OPN1SW Il plasmide di attivazione CRISPR (h) fornisce un approccio mirato e non distruttivo per sovraregolare l'espressione endogena di OPN1SW senza alterare la sequenza di DNA sottostante.
OPN1SW Il plasmide di attivazione CRISPR (h) è un sistema SAM (mediatore di attivazione sinergico) a tre plasmidi progettato per la sovraregolazione trascrizionale altamente efficiente e sito-specifica del locus OPN1SW nelle linee cellulari umane.
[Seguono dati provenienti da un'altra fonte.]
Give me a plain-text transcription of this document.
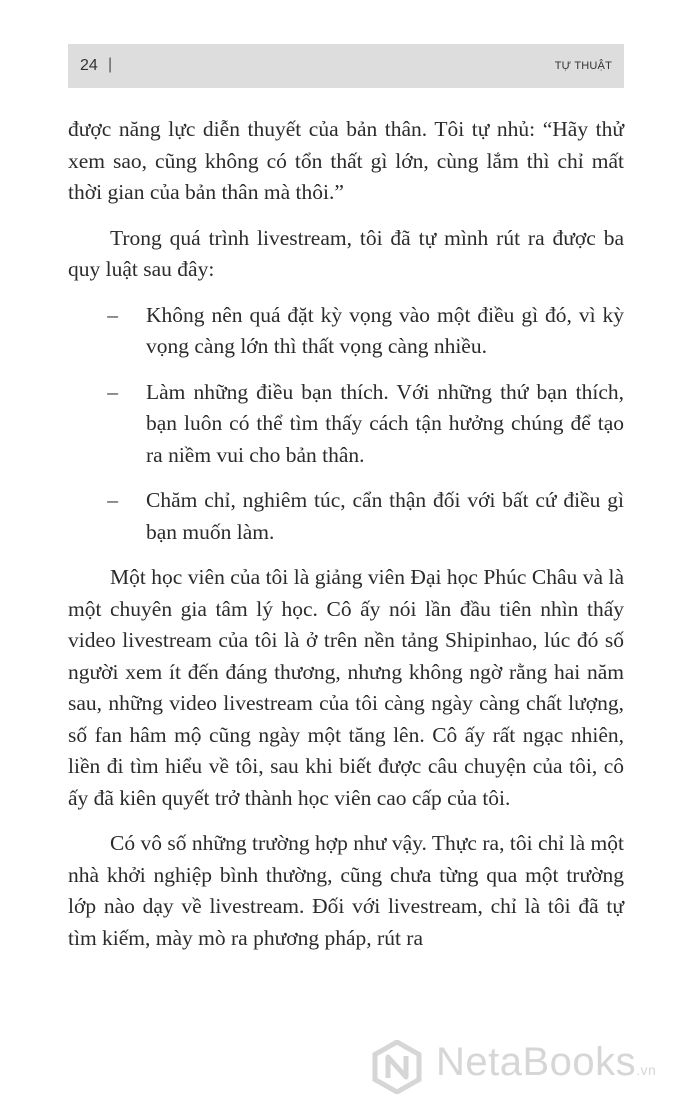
24 |	TỰ THUẬT

được năng lực diễn thuyết của bản thân. Tôi tự nhủ: “Hãy thử xem sao, cũng không có tổn thất gì lớn, cùng lắm thì chỉ mất thời gian của bản thân mà thôi.”

Trong quá trình livestream, tôi đã tự mình rút ra được ba quy luật sau đây:

–	Không nên quá đặt kỳ vọng vào một điều gì đó, vì kỳ vọng càng lớn thì thất vọng càng nhiều.
–	Làm những điều bạn thích. Với những thứ bạn thích, bạn luôn có thể tìm thấy cách tận hưởng chúng để tạo ra niềm vui cho bản thân.
–	Chăm chỉ, nghiêm túc, cẩn thận đối với bất cứ điều gì bạn muốn làm.

Một học viên của tôi là giảng viên Đại học Phúc Châu và là một chuyên gia tâm lý học. Cô ấy nói lần đầu tiên nhìn thấy video livestream của tôi là ở trên nền tảng Shipinhao, lúc đó số người xem ít đến đáng thương, nhưng không ngờ rằng hai năm sau, những video livestream của tôi càng ngày càng chất lượng, số fan hâm mộ cũng ngày một tăng lên. Cô ấy rất ngạc nhiên, liền đi tìm hiểu về tôi, sau khi biết được câu chuyện của tôi, cô ấy đã kiên quyết trở thành học viên cao cấp của tôi.

Có vô số những trường hợp như vậy. Thực ra, tôi chỉ là một nhà khởi nghiệp bình thường, cũng chưa từng qua một trường lớp nào dạy về livestream. Đối với livestream, chỉ là tôi đã tự tìm kiếm, mày mò ra phương pháp, rút ra

NetaBooks.vn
Il sistema è costruito attorno a una Cas9 cataliticamente inattiva (dCas9) che porta due mutazioni inattivanti (D10A e N863A) che eliminano l'attività nucleasica preservando al contempo il legame con il DNA. Questa dCas9 è fusa con VP64, un potente attivatore trascrizionale, ed è coespressa con un gene di resistenza alla blasticidina per la selezione. Il secondo plasmide codifica la proteina di fusione MS2-p65-HSF1, un complesso attivatore secondario che agisce in sinergia con dCas9-VP64, insieme a un gene di resistenza all'igromicina. Il terzo plasmide codifica un sgRNA specifico per il bersaglio di 20 nt fuso a due aptameri di RNA MS2 che reclutano il complesso MS2-p65-HSF1 nel sito di attivazione, accompagnato da un gene di resistenza alla puromicina. I tre plasmidi vengono somministrati in un rapporto di massa 1:1:1 per un'espressione bilanciata di tutti i componenti del sistema.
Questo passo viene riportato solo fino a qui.